Sans parler de tous ces vieux éclopés du travail qui ne coûtent plus rien à la France, une fois qu’ils ont décidé de rentrer chez eux mourir des séquelles que leur contribution à la prospérité française a laissées dans leur chair.

Cela évite aussi aux politiques de battre leur coulpe en reconnaissant leurs propres erreurs et leur entière responsabilité dans la déshérence économique et sociale que vit le pays. De dire aussi que, par des choix délibérés, ils ont placé leurs copains aux postes-clés de l’économie et ont laissé se produire des erreurs de management gigantesques, faisant perdre à la France 100 000 emplois industriels par an depuis deux décennies.

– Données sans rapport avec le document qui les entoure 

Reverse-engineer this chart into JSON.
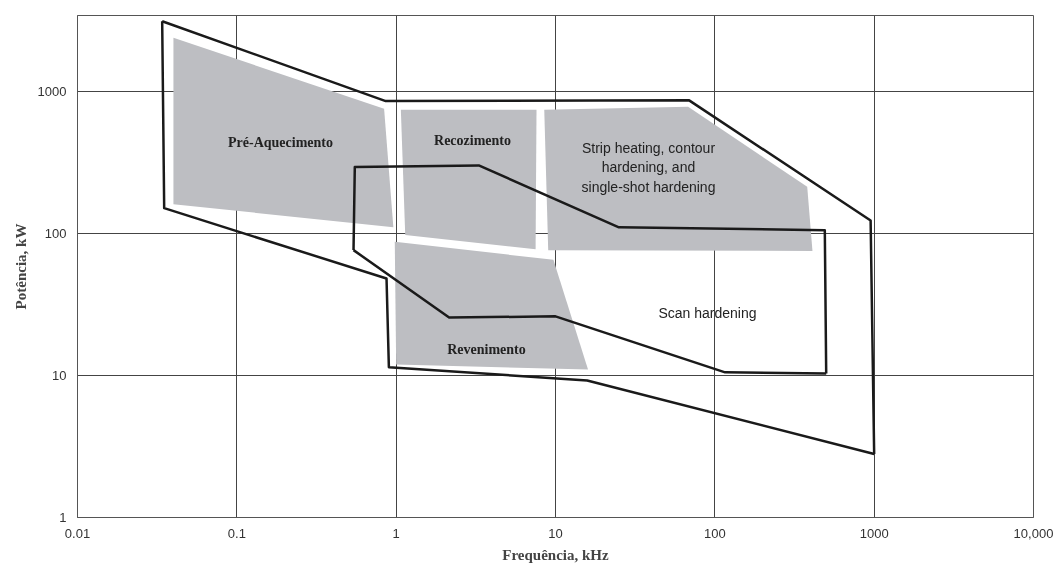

Emplois qui ne sont remplacés que par des emplois de service, « d’aide à la personne » comme on dit, emplois précaires où le temps partiel est le plus souvent accompagné d’une multiplicité de lieux de travail et où le SMIC est roi. Mais où l’individu est vulnérable et fragilisé car, le plus souvent, seul à son poste de travail, face à ses responsabilités, ses craintes et ses frustrations, sans moyens de défense, sans possibilités de s’agréger à ses semblables pour mieux se protéger. Taillable et corvéable à merci, c’est peut-être ça l’intérêt.
Cela leur évite aussi de reconnaître qu’ils ne savent plus quoi faire de cette jeunesse que l’Europe entière leur envie, et que par leur incompétence, ils ont transformé cette richesse en fardeau.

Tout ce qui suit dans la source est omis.